The market usually replaces the gift economy, usually through rules and customs (such as booth fees, competitive pricing, the source of goods sold (local agricultural products or stock registration) and threats from the army or the police, if these rules are broken.
The market may be affected by the products (goods and services) or elements (labor and capital) sold, product differentiation, exchange place, buyer's pertinence, duration, sales process, government supervision, taxation, subsidies, minimum wage, price ceiling, transaction legality, liquidity, speculative intensity, scale, concentration, transaction asymmetry, relative price, volatility and geographical extension.
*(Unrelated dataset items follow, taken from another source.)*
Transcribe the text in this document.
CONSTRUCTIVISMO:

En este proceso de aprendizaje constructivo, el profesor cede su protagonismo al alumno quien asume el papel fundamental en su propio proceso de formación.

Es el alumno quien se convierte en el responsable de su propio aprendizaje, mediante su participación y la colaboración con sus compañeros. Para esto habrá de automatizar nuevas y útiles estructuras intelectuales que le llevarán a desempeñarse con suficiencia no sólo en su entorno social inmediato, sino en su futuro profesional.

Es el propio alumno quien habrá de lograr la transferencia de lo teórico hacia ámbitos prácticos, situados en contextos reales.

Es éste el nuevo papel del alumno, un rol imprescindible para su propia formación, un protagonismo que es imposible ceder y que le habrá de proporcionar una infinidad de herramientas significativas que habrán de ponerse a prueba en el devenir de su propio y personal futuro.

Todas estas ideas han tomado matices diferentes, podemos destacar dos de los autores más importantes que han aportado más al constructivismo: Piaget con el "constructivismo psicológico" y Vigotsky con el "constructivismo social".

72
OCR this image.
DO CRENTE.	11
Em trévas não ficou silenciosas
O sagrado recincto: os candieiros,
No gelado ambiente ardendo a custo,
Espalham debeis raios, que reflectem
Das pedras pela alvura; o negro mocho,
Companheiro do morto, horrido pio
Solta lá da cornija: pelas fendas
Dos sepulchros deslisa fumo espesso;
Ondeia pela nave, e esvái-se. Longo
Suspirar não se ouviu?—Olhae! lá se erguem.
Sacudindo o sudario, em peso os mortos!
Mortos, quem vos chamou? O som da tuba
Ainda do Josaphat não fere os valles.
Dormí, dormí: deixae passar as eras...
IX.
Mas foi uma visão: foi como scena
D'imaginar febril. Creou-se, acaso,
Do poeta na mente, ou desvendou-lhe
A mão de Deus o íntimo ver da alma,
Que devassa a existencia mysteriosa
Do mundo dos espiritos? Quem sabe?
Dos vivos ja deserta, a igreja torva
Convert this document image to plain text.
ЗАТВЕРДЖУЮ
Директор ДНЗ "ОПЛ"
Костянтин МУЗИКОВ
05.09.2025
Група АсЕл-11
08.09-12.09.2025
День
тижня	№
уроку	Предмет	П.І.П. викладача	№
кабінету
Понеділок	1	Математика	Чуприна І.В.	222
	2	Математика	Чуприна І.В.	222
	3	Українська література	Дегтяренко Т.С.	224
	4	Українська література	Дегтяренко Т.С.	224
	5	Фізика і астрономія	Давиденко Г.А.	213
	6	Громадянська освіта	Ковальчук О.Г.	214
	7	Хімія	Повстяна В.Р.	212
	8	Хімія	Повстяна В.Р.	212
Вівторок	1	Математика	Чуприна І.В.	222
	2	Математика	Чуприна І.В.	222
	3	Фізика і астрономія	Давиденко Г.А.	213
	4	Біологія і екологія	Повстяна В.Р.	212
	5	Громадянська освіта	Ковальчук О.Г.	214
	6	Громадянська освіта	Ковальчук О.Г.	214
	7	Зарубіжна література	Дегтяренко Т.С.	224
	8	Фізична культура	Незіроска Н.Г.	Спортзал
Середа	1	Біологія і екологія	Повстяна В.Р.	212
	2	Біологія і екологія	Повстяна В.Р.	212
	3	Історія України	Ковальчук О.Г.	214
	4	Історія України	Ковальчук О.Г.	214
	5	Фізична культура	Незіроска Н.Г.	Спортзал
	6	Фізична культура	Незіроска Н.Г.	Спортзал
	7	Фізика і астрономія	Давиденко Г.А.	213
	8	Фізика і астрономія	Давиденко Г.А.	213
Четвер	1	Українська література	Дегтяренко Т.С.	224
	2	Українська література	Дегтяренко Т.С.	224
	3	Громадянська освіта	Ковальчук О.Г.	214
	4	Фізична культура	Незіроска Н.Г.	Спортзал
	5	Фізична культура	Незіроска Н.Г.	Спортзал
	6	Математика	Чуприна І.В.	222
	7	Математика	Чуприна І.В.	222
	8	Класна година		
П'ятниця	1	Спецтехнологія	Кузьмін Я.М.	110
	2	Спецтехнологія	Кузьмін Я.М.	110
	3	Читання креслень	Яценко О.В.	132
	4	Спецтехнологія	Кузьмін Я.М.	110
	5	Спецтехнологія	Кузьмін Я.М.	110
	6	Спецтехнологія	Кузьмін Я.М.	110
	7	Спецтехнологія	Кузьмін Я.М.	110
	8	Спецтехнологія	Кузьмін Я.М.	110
The geographical boundaries of the market may be very different, such as the food market in a building, the real estate market in a local city, the consumer market in the whole country, or the economy of an international trade group applying the same rules. The market can also be global, such as the global diamond trade. The national economy can also be divided into developed markets or developing markets.
Market generally refers to the field of commodity exchange. Such as international market, domestic market and rural market.
trait
Market is the product of social division of labor and commodity production. Where there is social division of labor and commodity exchange, there is a market.
Three factors that determine the market size and capacity: buyers, purchasing power and purchasing desire.
At the same time, in the process of its development and growth, the market has also promoted the further development of social division of labor and commodity economy. Through information feedback, the market directly affects what people produce, how much they produce, time to market, product sales and so on. In the development of commodity economy, producers, suppliers and sellers are linked, and exchange conditions such as exchange places and exchange time are provided for producers, suppliers and sellers to realize the respective economic interests of commodity producers, operators and consumers.
spontaneity
In the market economy, the economic activities of commodity producers and operators are all pursuing their own interests under the spontaneous adjustment of the law of value, which actually determines their own production and business activities according to the fluctuation of prices. Therefore, the first function of the law of value is to spontaneously adjust the distribution of means of production and labor in various departments and play an active role in promoting the rational allocation of resources.
It also makes some individuals or enterprises behave improperly because of excessive pursuit of their own interests, such as producing and selling fake and shoddy products; Bullying the market and disrupting the market order; No professional ethics, etc. Moreover, the spontaneous adjustment of the law of value will easily lead to the polarization of all social strata, and the resulting contradictions will not be conducive to the healthy development of the economy and society.